Mama stepped out farther onto the porch and leaned against a post. “I can’t really say. Maybe she’ll meet a nice young man who’ll love her and won’t care about a white man’s child. Maybe she’ll have to struggle through life alone. One thing though. It’s gonna be hard on that child being part of two worlds, maybe wanting to belong to the white one and having to belong to this one.”
“It’s like that for Suzella too, ain’t it?”
“Well, it’s not easy for her. It’s not easy for anybody being both black and white. You and I, we have only one world and we know which one it is. The world’s a tough place for mostly everybody, but for colored people it’s even tougher. People caught in the middle like Suze
lla, who could most likely pass, sometimes decide to do just that. And I can’t really say I can blame them.”
“Mama, if you looked white, would you pass?”
Mama puckered her lips, thinking; finally she shook her head. “No, my sweet child, I wouldn’t. I love the people in this black world I’m in too much.” She waited a moment. “What about you?”
I too thought on it. “No, ma’am, I don’t ’spect so. But I tell ya one thing. Them white folks give us the same things they got, seem to me folks wouldn’t even hafta be wondering ’bout passing at all.”
Mama’s eyes settled on me and she smiled. “Did I ever tell you what a smart young person you are?” I smiled back, pleased, then we both looked out to the pasture. My thoughts were on Jacey and her baby. They were on Suzella too. I still didn’t like her and didn’t intend to like her, but somehow Jacey’s having this baby made me feel just a little bit for her somehow. Not much, but a little.
* * *
It was late when the dogs started barking and Dubé and Russell came hammering at the door waking us up. They sat before the fireplace, Dubé saying nothing, Russell telling us that they had just seen the house where the union men stayed set afire. “You know I was going over there with Dubé,” Russell said. “Well, when me and Dubé got over there late this afternoon, Mr. Wheeler and Mr. Moses and another colored fella and two more white union men was there. Dubé, he told ’em I was interested in the union and they seemed real pleased to talk to me ’bout it. Offered us coffee and we sat on into the night talkin’. Then ’bout nine o’clock, me and Dubé, we decided we better get on home and we left, but ’fore we got to the road we seen headlights coming down the road real fast. We didn’t like the look of it, so we jumped off in the bushes.”

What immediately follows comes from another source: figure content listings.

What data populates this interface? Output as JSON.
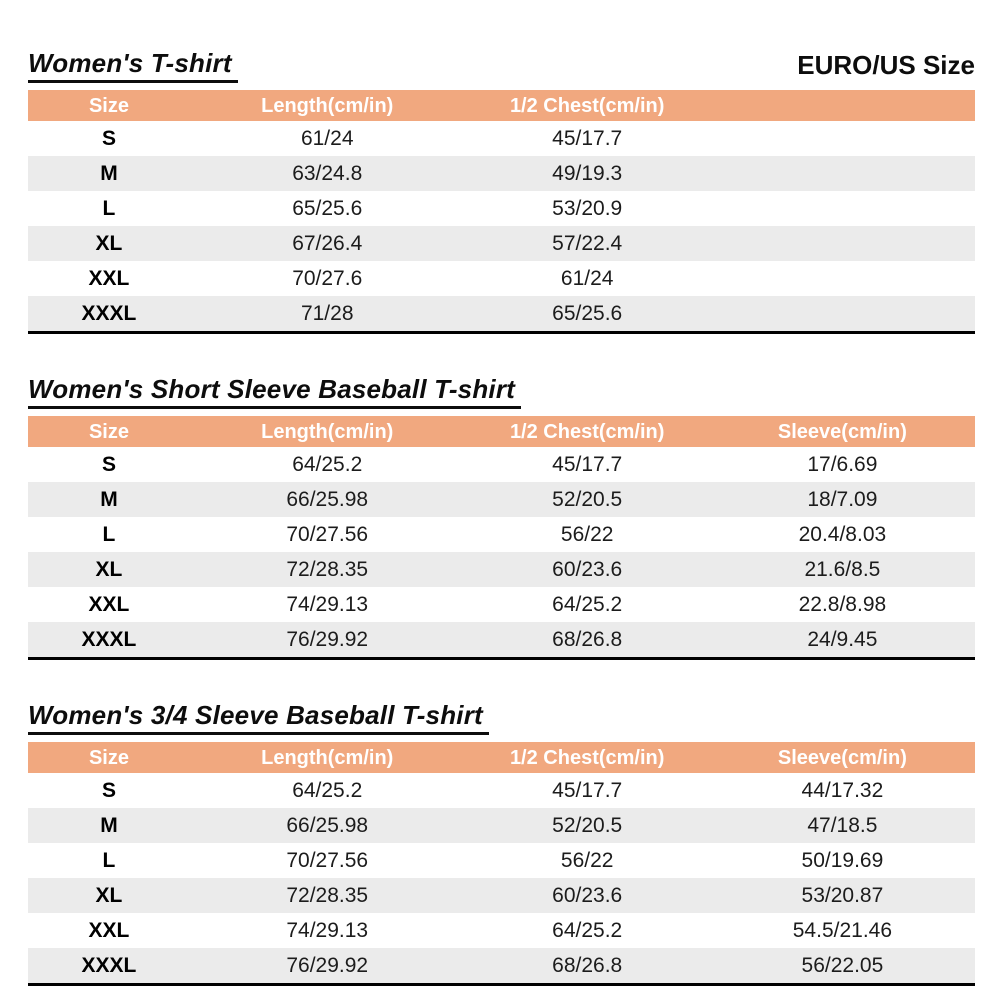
{
  "page": {
    "colors": {
      "header_bg": "#F1A87F",
      "header_text": "#FFFFFF",
      "stripe_bg": "#EBEBEB",
      "table_bottom_rule": "#000000"
    }
  },
  "tables": [
    {
      "title": "Women's T-shirt",
      "right_label": "EURO/US Size",
      "columns": [
        "Size",
        "Length(cm/in)",
        "1/2 Chest(cm/in)"
      ],
      "rows": [
        [
          "S",
          "61/24",
          "45/17.7"
        ],
        [
          "M",
          "63/24.8",
          "49/19.3"
        ],
        [
          "L",
          "65/25.6",
          "53/20.9"
        ],
        [
          "XL",
          "67/26.4",
          "57/22.4"
        ],
        [
          "XXL",
          "70/27.6",
          "61/24"
        ],
        [
          "XXXL",
          "71/28",
          "65/25.6"
        ]
      ]
    },
    {
      "title": "Women's Short Sleeve Baseball T-shirt",
      "columns": [
        "Size",
        "Length(cm/in)",
        "1/2 Chest(cm/in)",
        "Sleeve(cm/in)"
      ],
      "rows": [
        [
          "S",
          "64/25.2",
          "45/17.7",
          "17/6.69"
        ],
        [
          "M",
          "66/25.98",
          "52/20.5",
          "18/7.09"
        ],
        [
          "L",
          "70/27.56",
          "56/22",
          "20.4/8.03"
        ],
        [
          "XL",
          "72/28.35",
          "60/23.6",
          "21.6/8.5"
        ],
        [
          "XXL",
          "74/29.13",
          "64/25.2",
          "22.8/8.98"
        ],
        [
          "XXXL",
          "76/29.92",
          "68/26.8",
          "24/9.45"
        ]
      ]
    },
    {
      "title": "Women's 3/4 Sleeve Baseball T-shirt",
      "columns": [
        "Size",
        "Length(cm/in)",
        "1/2 Chest(cm/in)",
        "Sleeve(cm/in)"
      ],
      "rows": [
        [
          "S",
          "64/25.2",
          "45/17.7",
          "44/17.32"
        ],
        [
          "M",
          "66/25.98",
          "52/20.5",
          "47/18.5"
        ],
        [
          "L",
          "70/27.56",
          "56/22",
          "50/19.69"
        ],
        [
          "XL",
          "72/28.35",
          "60/23.6",
          "53/20.87"
        ],
        [
          "XXL",
          "74/29.13",
          "64/25.2",
          "54.5/21.46"
        ],
        [
          "XXXL",
          "76/29.92",
          "68/26.8",
          "56/22.05"
        ]
      ]
    }
  ]
}
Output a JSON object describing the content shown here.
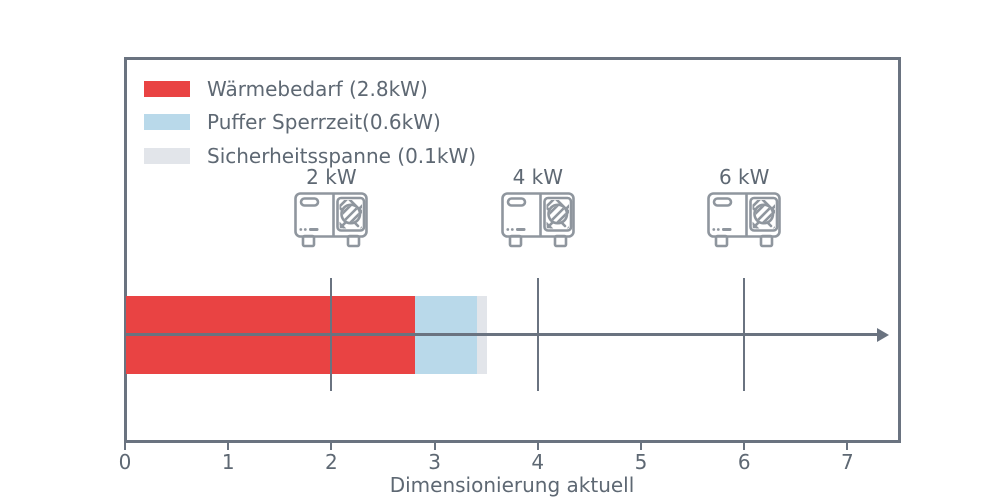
{
  "chart_data": {
    "type": "bar",
    "orientation": "horizontal",
    "title": "",
    "xlabel": "Dimensionierung aktuell",
    "ylabel": "",
    "xlim": [
      0,
      7.5
    ],
    "x_ticks": [
      0,
      1,
      2,
      3,
      4,
      5,
      6,
      7
    ],
    "grid": false,
    "axis_arrow": true,
    "bar": {
      "total_kw": 3.5,
      "segments": [
        {
          "name": "Wärmebedarf",
          "label": "Wärmebedarf (2.8kW)",
          "value_kw": 2.8,
          "color": "#e94343"
        },
        {
          "name": "Puffer Sperrzeit",
          "label": "Puffer Sperrzeit(0.6kW)",
          "value_kw": 0.6,
          "color": "#b9d9ea"
        },
        {
          "name": "Sicherheitsspanne",
          "label": "Sicherheitsspanne (0.1kW)",
          "value_kw": 0.1,
          "color": "#e2e5ea"
        }
      ]
    },
    "markers": [
      {
        "x": 2,
        "label": "2 kW",
        "icon": "heat-pump"
      },
      {
        "x": 4,
        "label": "4 kW",
        "icon": "heat-pump"
      },
      {
        "x": 6,
        "label": "6 kW",
        "icon": "heat-pump"
      }
    ],
    "legend_position": "upper left"
  },
  "colors": {
    "text": "#5e6873",
    "frame": "#6a7380",
    "icon_stroke": "#8f969e",
    "background": "#ffffff"
  }
}
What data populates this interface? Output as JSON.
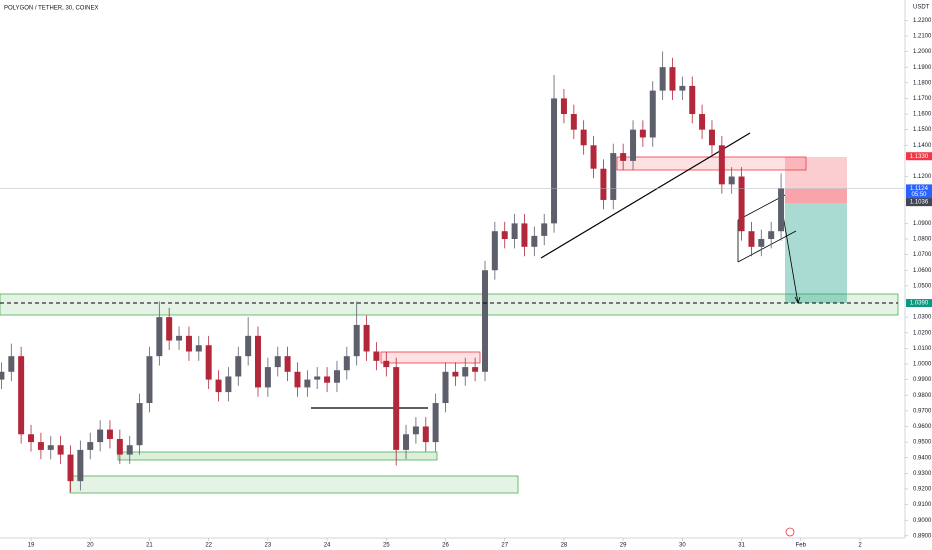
{
  "chart_data": {
    "type": "candlestick",
    "title": "POLYGON / TETHER, 30, COINEX",
    "y_unit": "USDT",
    "up_color": "#5d606b",
    "down_color": "#b2283a",
    "x": [
      18.5,
      18.667,
      18.833,
      19,
      19.167,
      19.333,
      19.5,
      19.667,
      19.833,
      20,
      20.167,
      20.333,
      20.5,
      20.667,
      20.833,
      21,
      21.167,
      21.333,
      21.5,
      21.667,
      21.833,
      22,
      22.167,
      22.333,
      22.5,
      22.667,
      22.833,
      23,
      23.167,
      23.333,
      23.5,
      23.667,
      23.833,
      24,
      24.167,
      24.333,
      24.5,
      24.667,
      24.833,
      25,
      25.167,
      25.333,
      25.5,
      25.667,
      25.833,
      26,
      26.167,
      26.333,
      26.5,
      26.667,
      26.833,
      27,
      27.167,
      27.333,
      27.5,
      27.667,
      27.833,
      28,
      28.167,
      28.333,
      28.5,
      28.667,
      28.833,
      29,
      29.167,
      29.333,
      29.5,
      29.667,
      29.833,
      30,
      30.167,
      30.333,
      30.5,
      30.667,
      30.833,
      31,
      31.167,
      31.333,
      31.5,
      31.667
    ],
    "open": [
      0.99,
      0.995,
      1.005,
      0.955,
      0.95,
      0.945,
      0.948,
      0.942,
      0.925,
      0.945,
      0.95,
      0.958,
      0.952,
      0.942,
      0.948,
      0.975,
      1.005,
      1.03,
      1.015,
      1.018,
      1.008,
      1.012,
      0.99,
      0.982,
      0.992,
      1.005,
      1.018,
      0.985,
      0.998,
      1.005,
      0.995,
      0.985,
      0.99,
      0.992,
      0.988,
      0.996,
      1.005,
      1.025,
      1.008,
      1.002,
      0.998,
      0.945,
      0.955,
      0.96,
      0.95,
      0.975,
      0.995,
      0.992,
      0.998,
      0.995,
      1.06,
      1.085,
      1.08,
      1.09,
      1.075,
      1.082,
      1.09,
      1.17,
      1.16,
      1.15,
      1.14,
      1.125,
      1.105,
      1.135,
      1.13,
      1.15,
      1.145,
      1.175,
      1.19,
      1.175,
      1.178,
      1.16,
      1.15,
      1.14,
      1.115,
      1.12,
      1.085,
      1.075,
      1.08,
      1.085
    ],
    "high": [
      1.001,
      1.013,
      1.011,
      0.961,
      0.956,
      0.954,
      0.954,
      0.948,
      0.951,
      0.956,
      0.964,
      0.964,
      0.958,
      0.954,
      0.981,
      1.011,
      1.04,
      1.036,
      1.024,
      1.024,
      1.018,
      1.018,
      0.996,
      0.998,
      1.011,
      1.03,
      1.024,
      1.004,
      1.011,
      1.011,
      1.001,
      0.996,
      0.998,
      0.998,
      1.002,
      1.011,
      1.04,
      1.031,
      1.014,
      1.008,
      1.004,
      0.961,
      0.966,
      0.966,
      0.981,
      1.001,
      1.001,
      1.004,
      1.004,
      1.066,
      1.091,
      1.091,
      1.096,
      1.096,
      1.088,
      1.096,
      1.185,
      1.176,
      1.166,
      1.156,
      1.146,
      1.131,
      1.141,
      1.141,
      1.156,
      1.156,
      1.181,
      1.2,
      1.196,
      1.184,
      1.184,
      1.166,
      1.156,
      1.146,
      1.126,
      1.126,
      1.091,
      1.086,
      1.091,
      1.122
    ],
    "low": [
      0.984,
      0.989,
      0.949,
      0.944,
      0.939,
      0.939,
      0.936,
      0.918,
      0.919,
      0.939,
      0.944,
      0.946,
      0.936,
      0.936,
      0.942,
      0.969,
      0.999,
      1.009,
      1.009,
      1.002,
      1.002,
      0.984,
      0.976,
      0.976,
      0.986,
      0.999,
      0.979,
      0.979,
      0.992,
      0.989,
      0.979,
      0.979,
      0.984,
      0.982,
      0.982,
      0.99,
      0.999,
      1.002,
      0.996,
      0.992,
      0.935,
      0.939,
      0.949,
      0.944,
      0.944,
      0.969,
      0.986,
      0.986,
      0.989,
      0.989,
      1.054,
      1.074,
      1.074,
      1.069,
      1.069,
      1.076,
      1.084,
      1.154,
      1.144,
      1.134,
      1.119,
      1.099,
      1.099,
      1.124,
      1.124,
      1.139,
      1.139,
      1.169,
      1.169,
      1.169,
      1.154,
      1.144,
      1.134,
      1.109,
      1.109,
      1.079,
      1.069,
      1.069,
      1.074,
      1.079
    ],
    "close": [
      0.995,
      1.005,
      0.955,
      0.95,
      0.945,
      0.948,
      0.942,
      0.925,
      0.945,
      0.95,
      0.958,
      0.952,
      0.942,
      0.948,
      0.975,
      1.005,
      1.03,
      1.015,
      1.018,
      1.008,
      1.012,
      0.99,
      0.982,
      0.992,
      1.005,
      1.018,
      0.985,
      0.998,
      1.005,
      0.995,
      0.985,
      0.99,
      0.992,
      0.988,
      0.996,
      1.005,
      1.025,
      1.008,
      1.002,
      0.998,
      0.945,
      0.955,
      0.96,
      0.95,
      0.975,
      0.995,
      0.992,
      0.998,
      0.995,
      1.06,
      1.085,
      1.08,
      1.09,
      1.075,
      1.082,
      1.09,
      1.17,
      1.16,
      1.15,
      1.14,
      1.125,
      1.105,
      1.135,
      1.13,
      1.15,
      1.145,
      1.175,
      1.19,
      1.175,
      1.178,
      1.16,
      1.15,
      1.14,
      1.115,
      1.12,
      1.085,
      1.075,
      1.08,
      1.085,
      1.1124
    ],
    "xlim": [
      18.476,
      33.76
    ],
    "xticks": [
      19,
      20,
      21,
      22,
      23,
      24,
      25,
      26,
      27,
      28,
      29,
      30,
      31,
      {
        "value": 32,
        "label": "Feb"
      },
      {
        "value": 33,
        "label": "2"
      }
    ],
    "ylim": [
      0.8886,
      1.233
    ],
    "yticks": [
      {
        "value": 0.89,
        "label": "0.8900"
      },
      {
        "value": 0.9,
        "label": "0.9000"
      },
      {
        "value": 0.91,
        "label": "0.9100"
      },
      {
        "value": 0.92,
        "label": "0.9200"
      },
      {
        "value": 0.93,
        "label": "0.9300"
      },
      {
        "value": 0.94,
        "label": "0.9400"
      },
      {
        "value": 0.95,
        "label": "0.9500"
      },
      {
        "value": 0.96,
        "label": "0.9600"
      },
      {
        "value": 0.97,
        "label": "0.9700"
      },
      {
        "value": 0.98,
        "label": "0.9800"
      },
      {
        "value": 0.99,
        "label": "0.9900"
      },
      {
        "value": 1.0,
        "label": "1.0000"
      },
      {
        "value": 1.01,
        "label": "1.0100"
      },
      {
        "value": 1.02,
        "label": "1.0200"
      },
      {
        "value": 1.03,
        "label": "1.0300"
      },
      {
        "value": 1.05,
        "label": "1.0500"
      },
      {
        "value": 1.06,
        "label": "1.0600"
      },
      {
        "value": 1.07,
        "label": "1.0700"
      },
      {
        "value": 1.08,
        "label": "1.0800"
      },
      {
        "value": 1.09,
        "label": "1.0900"
      },
      {
        "value": 1.12,
        "label": "1.1200"
      },
      {
        "value": 1.14,
        "label": "1.1400"
      },
      {
        "value": 1.15,
        "label": "1.1500"
      },
      {
        "value": 1.16,
        "label": "1.1600"
      },
      {
        "value": 1.17,
        "label": "1.1700"
      },
      {
        "value": 1.18,
        "label": "1.1800"
      },
      {
        "value": 1.19,
        "label": "1.1900"
      },
      {
        "value": 1.2,
        "label": "1.2000"
      },
      {
        "value": 1.21,
        "label": "1.2100"
      },
      {
        "value": 1.22,
        "label": "1.2200"
      }
    ],
    "grid": false,
    "price_labels": [
      {
        "value": 1.133,
        "label": "1.1330",
        "color": "#f23645"
      },
      {
        "value": 1.1124,
        "label": "1.1124",
        "color": "#2962ff",
        "sub": "05:50"
      },
      {
        "value": 1.1036,
        "label": "1.1036",
        "color": "#434651"
      },
      {
        "value": 1.039,
        "label": "1.0390",
        "color": "#089981"
      }
    ]
  }
}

“Was—was they night men?” I asked.
Mama looked back at me, but didn’t say anything. Russell shook his head. “Don’t know ’xactly who they was. They wasn’t masked or nothin’. Jus’ got outa them cars and set that place afire . . . burned it down.”
“Lord, no,” moaned Big Ma.
“What ’bout the union men?” said Mr. Morrison, who had come up as soon as the dogs had started barking. “Wheeler and Moses and the rest? They get out?”
“Believe they did, ’cause I heard one of them burners yell something ’bout folks slipping out the back door and a bunch of ’em took off after ’em hollering ’bout there wasn’t gonna be no socialist union down in here. That’s when Dubé and me decided we better slip off, but we couldn’t much risk the road ’cause they had a car goin’ ’long it slow, seeing if anybody was on it. We stayed ’long the creek till we couldn’t hear ’em no more, then after that we waited a long time ’fore comin’ out, ’fraid they was playin’ possum. Finally, we slipped out, coming ’long the edge of the woods. We was gonna try and make it home, but we seen lights again and we decided we best get inside somewheres. Y’all’s place was the closest we could think of. Y’all don’t mind, we figure to stay here a while ’fore going on.”